In 1978 she passed the competitive recruitment examination to join Cameroon Radio, the predecessor of CRTV. She began her career in radio broadcasting presenting programmes such as Luncheon Date and Music of the World.

=== Television career ===
Epie later transitioned to television where she became one of CRTV’s prominent presenters.

In 1987 she began hosting the entertainment programme Tele Podium, which promoted Cameroonian music and performing arts.

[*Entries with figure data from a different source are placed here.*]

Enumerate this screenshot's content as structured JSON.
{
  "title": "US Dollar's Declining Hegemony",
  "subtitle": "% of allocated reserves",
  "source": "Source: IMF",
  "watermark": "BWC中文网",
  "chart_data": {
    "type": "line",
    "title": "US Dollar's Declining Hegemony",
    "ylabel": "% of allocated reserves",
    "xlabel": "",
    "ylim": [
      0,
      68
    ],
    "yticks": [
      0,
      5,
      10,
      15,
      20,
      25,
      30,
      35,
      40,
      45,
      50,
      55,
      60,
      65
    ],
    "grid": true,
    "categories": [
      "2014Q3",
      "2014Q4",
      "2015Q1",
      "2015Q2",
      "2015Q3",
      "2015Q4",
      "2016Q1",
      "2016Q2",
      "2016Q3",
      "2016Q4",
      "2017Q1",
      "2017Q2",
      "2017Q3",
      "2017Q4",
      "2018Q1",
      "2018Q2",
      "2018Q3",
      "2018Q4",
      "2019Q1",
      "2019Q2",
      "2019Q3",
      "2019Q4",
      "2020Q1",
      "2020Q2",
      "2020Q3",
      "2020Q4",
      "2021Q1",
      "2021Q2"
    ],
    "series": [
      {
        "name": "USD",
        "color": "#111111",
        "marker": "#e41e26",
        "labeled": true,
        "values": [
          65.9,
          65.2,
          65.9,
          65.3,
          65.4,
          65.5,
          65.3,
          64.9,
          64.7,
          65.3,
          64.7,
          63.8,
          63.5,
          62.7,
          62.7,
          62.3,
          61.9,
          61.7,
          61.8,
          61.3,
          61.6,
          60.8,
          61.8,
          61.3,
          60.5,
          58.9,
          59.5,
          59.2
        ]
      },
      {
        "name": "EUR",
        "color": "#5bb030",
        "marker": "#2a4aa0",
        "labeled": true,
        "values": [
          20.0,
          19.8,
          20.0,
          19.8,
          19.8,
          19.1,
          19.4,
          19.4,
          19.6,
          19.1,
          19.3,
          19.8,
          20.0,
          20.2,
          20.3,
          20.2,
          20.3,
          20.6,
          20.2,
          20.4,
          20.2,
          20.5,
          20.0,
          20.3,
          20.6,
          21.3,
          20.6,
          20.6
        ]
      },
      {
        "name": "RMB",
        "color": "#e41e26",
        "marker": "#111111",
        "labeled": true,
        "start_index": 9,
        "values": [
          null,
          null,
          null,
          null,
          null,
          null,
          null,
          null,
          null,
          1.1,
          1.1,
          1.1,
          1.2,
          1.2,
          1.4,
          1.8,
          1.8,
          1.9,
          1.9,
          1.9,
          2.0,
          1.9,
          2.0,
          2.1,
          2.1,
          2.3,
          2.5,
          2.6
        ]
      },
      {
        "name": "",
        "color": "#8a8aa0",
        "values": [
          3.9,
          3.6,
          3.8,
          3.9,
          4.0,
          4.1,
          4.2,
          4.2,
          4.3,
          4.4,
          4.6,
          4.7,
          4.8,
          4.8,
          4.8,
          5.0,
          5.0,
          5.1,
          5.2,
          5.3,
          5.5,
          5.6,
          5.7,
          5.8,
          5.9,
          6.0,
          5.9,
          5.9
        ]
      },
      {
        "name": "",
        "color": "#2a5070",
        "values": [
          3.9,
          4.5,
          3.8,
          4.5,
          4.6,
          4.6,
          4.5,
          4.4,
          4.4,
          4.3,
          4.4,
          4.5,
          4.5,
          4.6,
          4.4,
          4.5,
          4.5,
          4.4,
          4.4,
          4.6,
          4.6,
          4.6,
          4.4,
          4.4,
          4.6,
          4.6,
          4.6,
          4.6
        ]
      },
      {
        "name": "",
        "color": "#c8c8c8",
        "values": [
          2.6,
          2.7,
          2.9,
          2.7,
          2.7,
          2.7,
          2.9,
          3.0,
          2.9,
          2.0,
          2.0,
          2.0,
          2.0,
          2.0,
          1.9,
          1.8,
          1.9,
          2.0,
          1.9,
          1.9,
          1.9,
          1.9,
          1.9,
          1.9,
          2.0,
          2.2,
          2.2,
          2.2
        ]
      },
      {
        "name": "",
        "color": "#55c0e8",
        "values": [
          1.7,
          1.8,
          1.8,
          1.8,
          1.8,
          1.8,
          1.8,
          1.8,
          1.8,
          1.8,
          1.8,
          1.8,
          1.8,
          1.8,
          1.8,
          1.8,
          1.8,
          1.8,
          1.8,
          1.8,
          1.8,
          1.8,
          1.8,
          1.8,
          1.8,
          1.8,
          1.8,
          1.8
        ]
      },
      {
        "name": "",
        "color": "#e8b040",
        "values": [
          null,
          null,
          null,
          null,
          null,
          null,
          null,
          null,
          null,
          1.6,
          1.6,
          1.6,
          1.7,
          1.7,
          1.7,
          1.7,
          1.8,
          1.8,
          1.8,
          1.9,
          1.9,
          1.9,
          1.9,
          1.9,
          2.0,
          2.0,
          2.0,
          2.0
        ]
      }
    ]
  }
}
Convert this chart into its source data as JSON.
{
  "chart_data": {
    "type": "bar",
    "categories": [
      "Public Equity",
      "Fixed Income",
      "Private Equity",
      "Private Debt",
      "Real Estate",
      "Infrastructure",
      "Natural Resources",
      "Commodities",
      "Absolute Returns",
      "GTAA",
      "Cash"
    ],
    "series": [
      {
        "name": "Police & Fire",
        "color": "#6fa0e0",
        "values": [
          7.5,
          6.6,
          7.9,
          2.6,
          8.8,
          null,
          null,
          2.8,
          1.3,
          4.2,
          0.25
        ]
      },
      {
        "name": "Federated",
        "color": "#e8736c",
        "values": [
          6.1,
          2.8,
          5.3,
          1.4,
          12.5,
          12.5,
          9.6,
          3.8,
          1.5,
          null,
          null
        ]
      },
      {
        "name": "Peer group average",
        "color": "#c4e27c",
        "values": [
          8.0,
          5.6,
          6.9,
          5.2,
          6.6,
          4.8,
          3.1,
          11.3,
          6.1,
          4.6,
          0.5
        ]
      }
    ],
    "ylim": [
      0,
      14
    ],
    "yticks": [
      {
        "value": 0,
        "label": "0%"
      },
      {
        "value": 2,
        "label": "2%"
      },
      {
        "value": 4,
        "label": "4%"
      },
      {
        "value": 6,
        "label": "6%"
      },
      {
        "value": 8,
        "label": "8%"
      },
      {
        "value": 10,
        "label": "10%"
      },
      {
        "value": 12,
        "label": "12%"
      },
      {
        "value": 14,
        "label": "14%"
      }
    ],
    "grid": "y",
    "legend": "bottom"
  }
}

She subsequently hosted several popular CRTV entertainment programmes including:

- Tam-Tam Weekend
- The Monday Show
- Tropicana
- V comme Vedette

Her charisma and distinctive English diction made her one of the most recognizable television personalities in Cameroon during the 1980s and 1990s.

== Later life ==
Following her retirement from CRTV, Epie has remained an influential figure in the history of Cameroonian broadcasting and frequently reflects on the early development of television journalism in the country.

== Recognition ==
In April 2025 she was inducted into the Cameroon Hall of Fame during the Cameroon International Film Festival (CAMIFF) in recognition of her contributions to television broadcasting in Cameroon.

== Selected chronology ==
- 1954-10-15 — Born in Mbam-Song, North West Region, Cameroon.
- 1978 — Joined Cameroon Radio Television after passing recruitment examinations.
- 1987 — Began hosting Tele Podium.
- 1980s–2000s — Hosted several CRTV entertainment programmes including Tam-Tam Weekend.
- 2025-04-30 — Inducted into the Cameroon Hall of Fame at CAMIFF.